Judiciário em tempos de Covid

Por Fernando Noschang
Última atualização: 25.03.2020 às 19:00

Embora conheça vários dos vizinhos de minha rua, com a maioria relaciono-me apenas com cumprimentos e acenos. Até temos grupo de WhatsApp, mas desconheço no que trabalha a maioria assim como eles pouco sabem a meu respeito. Recentemente aconteceu episódio cômico: em nosso grupo algum vizinho colou link de reportagem deste jornal, noticiando o encaminhamento à prisão domiciliar de mais de 200 presos. Sua intenção não foi me atingir ou questionar-me da decisão - nem deve saber que estou no grupo - mas evidenciou a preocupação que a providência significa em matéria de segurança. Por mais compreensível que seja a inquietação que medidas como essas geram, o momento excepcional exige deliberações extraordinárias.

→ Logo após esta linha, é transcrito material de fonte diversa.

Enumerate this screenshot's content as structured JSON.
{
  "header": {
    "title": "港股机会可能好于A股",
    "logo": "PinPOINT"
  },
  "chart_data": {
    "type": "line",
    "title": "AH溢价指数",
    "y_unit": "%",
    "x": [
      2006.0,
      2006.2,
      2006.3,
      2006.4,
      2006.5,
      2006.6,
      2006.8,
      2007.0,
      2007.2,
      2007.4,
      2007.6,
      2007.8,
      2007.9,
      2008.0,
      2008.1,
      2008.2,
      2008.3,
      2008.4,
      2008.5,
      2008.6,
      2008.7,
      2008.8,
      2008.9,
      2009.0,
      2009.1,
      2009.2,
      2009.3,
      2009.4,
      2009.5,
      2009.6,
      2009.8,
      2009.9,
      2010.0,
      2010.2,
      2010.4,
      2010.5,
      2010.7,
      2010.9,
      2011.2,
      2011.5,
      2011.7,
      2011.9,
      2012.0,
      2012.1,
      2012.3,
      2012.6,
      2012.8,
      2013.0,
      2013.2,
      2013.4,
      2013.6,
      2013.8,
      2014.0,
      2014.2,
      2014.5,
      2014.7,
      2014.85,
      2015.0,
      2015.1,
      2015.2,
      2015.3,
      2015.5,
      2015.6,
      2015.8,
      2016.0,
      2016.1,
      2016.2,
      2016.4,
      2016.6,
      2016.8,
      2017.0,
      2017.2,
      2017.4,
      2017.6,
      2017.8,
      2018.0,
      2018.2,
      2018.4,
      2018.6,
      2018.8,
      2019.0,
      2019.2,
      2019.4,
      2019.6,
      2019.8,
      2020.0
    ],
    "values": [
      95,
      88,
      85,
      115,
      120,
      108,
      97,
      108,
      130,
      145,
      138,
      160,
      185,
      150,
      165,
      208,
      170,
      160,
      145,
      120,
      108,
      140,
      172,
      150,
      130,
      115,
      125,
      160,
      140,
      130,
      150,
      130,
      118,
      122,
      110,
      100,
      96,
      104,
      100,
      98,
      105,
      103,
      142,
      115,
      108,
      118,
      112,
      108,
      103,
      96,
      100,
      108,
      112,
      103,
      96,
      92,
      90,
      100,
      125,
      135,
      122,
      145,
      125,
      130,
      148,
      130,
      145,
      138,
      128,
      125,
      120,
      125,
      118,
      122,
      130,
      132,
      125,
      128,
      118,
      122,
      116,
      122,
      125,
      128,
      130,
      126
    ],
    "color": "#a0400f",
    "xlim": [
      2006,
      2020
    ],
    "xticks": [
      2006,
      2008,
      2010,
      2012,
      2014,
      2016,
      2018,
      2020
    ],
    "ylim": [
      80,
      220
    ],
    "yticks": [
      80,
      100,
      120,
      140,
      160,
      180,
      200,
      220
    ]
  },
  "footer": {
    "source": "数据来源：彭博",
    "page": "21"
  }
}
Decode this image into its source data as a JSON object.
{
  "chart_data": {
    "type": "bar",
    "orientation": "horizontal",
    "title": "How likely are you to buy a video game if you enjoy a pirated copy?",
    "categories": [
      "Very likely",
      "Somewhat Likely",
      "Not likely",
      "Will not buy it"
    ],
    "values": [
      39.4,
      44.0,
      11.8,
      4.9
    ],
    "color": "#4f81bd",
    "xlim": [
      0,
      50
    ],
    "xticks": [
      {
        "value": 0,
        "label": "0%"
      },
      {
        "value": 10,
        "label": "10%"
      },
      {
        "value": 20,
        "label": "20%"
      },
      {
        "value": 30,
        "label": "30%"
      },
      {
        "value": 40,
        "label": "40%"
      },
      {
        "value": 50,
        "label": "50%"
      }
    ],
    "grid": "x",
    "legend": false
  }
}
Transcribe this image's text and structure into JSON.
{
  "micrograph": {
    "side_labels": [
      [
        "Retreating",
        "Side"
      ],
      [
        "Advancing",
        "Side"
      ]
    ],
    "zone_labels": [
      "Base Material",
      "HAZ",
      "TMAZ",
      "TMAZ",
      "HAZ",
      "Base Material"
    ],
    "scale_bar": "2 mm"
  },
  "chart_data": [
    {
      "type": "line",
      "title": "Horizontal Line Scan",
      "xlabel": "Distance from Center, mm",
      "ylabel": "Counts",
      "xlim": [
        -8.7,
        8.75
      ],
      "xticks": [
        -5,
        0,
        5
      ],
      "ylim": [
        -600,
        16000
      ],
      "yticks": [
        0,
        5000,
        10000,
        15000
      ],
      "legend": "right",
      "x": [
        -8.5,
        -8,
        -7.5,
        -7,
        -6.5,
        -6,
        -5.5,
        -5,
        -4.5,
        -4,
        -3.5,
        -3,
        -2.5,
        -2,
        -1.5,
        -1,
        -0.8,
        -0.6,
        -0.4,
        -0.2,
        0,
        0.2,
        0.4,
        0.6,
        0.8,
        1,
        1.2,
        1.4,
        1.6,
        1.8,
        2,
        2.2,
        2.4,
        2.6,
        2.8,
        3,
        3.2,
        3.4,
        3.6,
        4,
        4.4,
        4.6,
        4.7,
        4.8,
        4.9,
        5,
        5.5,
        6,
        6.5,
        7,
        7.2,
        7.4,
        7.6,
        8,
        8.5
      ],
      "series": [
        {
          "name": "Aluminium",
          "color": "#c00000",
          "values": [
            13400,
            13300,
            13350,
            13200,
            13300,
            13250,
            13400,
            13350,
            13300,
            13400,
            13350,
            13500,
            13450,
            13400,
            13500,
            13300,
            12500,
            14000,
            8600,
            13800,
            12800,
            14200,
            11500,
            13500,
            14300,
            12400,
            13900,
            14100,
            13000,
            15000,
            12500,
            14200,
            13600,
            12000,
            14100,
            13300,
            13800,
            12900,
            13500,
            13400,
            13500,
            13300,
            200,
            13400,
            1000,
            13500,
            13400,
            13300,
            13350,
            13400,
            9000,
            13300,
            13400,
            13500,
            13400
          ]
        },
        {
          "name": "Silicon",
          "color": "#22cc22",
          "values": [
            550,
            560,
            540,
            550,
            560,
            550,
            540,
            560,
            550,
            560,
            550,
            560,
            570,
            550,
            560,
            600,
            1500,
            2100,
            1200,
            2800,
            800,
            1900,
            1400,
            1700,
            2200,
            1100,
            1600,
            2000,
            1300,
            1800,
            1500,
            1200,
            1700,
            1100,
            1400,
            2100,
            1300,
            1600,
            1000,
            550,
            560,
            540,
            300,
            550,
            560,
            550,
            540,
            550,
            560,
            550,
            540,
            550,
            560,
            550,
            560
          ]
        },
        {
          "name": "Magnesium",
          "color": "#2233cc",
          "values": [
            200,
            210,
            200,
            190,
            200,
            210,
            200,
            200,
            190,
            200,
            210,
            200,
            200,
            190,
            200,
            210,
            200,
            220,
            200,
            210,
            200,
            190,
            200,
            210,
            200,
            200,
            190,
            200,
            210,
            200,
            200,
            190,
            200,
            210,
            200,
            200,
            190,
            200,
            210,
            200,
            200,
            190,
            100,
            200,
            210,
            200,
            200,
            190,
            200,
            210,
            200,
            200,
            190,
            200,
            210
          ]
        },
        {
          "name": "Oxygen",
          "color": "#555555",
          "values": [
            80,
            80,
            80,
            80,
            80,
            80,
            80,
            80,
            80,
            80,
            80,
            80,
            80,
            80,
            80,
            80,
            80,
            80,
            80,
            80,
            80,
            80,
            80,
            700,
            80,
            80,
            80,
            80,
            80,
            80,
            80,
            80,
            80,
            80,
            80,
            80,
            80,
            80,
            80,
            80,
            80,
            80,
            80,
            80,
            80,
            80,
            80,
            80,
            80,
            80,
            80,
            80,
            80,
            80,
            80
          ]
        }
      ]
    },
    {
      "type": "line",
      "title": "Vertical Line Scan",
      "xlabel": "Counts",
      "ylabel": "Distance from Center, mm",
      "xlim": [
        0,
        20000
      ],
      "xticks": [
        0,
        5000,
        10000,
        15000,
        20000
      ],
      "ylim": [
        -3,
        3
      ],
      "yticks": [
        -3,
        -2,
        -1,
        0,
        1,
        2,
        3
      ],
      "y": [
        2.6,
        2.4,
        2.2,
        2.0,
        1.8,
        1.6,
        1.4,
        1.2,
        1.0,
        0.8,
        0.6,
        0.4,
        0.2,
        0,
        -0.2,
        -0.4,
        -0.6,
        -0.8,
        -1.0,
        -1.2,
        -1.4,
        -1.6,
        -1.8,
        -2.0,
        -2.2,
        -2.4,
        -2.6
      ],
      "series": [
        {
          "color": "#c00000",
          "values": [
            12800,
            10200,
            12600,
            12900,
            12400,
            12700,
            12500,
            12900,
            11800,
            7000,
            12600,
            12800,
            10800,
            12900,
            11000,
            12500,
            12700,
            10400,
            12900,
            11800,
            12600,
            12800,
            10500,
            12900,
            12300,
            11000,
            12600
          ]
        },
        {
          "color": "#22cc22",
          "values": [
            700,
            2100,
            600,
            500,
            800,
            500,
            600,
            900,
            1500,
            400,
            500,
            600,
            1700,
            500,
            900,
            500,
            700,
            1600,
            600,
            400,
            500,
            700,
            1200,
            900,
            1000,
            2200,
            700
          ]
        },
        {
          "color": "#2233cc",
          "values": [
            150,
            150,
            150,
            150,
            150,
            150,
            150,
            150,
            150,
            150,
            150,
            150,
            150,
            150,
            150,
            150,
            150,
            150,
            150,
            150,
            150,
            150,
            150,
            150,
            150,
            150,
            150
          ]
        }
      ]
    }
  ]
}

Para ficar claro, oportuno utilizar a coluna para elucidar em que consistiu a medida e suas razões. Trata-se de portaria da Vara de Execuções Criminais Regional de Novo Hamburgo, que concedeu prisão domiciliar a alguns presos em regime semiaberto. Importante registrar que essas cerca de duzentas prisões domiciliares não se referem exclusivamente ao presídio de Novo Hamburgo. Estão divididas entre os cinco presídios que detêm tal tipo de regime e que se encontram sob a jurisdição da VECNH: um em Novo Hamburgo, um em São Leopoldo, um em Montenegro e dois em Charqueadas. Os beneficiados são presos que se encontram no chamado grupo de risco, idosos e portadores das enfermidades arroladas pela OMS, bem como os presos trabalhadores, com atividade laboral vigente e que detenham cumprimento de pena impoluto. O fundamento é evidente: o preso que sai para trabalhar pode acabar acometido pelo vírus e trazê-lo para dentro do estabelecimento prisional, contagiando centenas de outros apenados. Tal situação seria desenganadamente calamitosa, pois não haveria meios nem recursos para tratar tamanha massa de enfermos, impactando, inclusive, nos sistemas de saúde pública da população em geral. Por fim, oportuno salientar que a benesse somente foi alcançada aos presos de regime semiaberto. Para os apenados de regime fechado, ainda que situados em grupo de risco - salvo se sintomáticos - não foi concedido o benefício.

Em suma, ainda que represente grande angústia ao magistrado ter que conceder tamanho benefício a quem, em situação normal, a ele não teria direito, na hora de sopesar os direitos em conflito, deve-se dar prevalência às questões de saúde pública em detrimento da punição pela prática de infração criminal.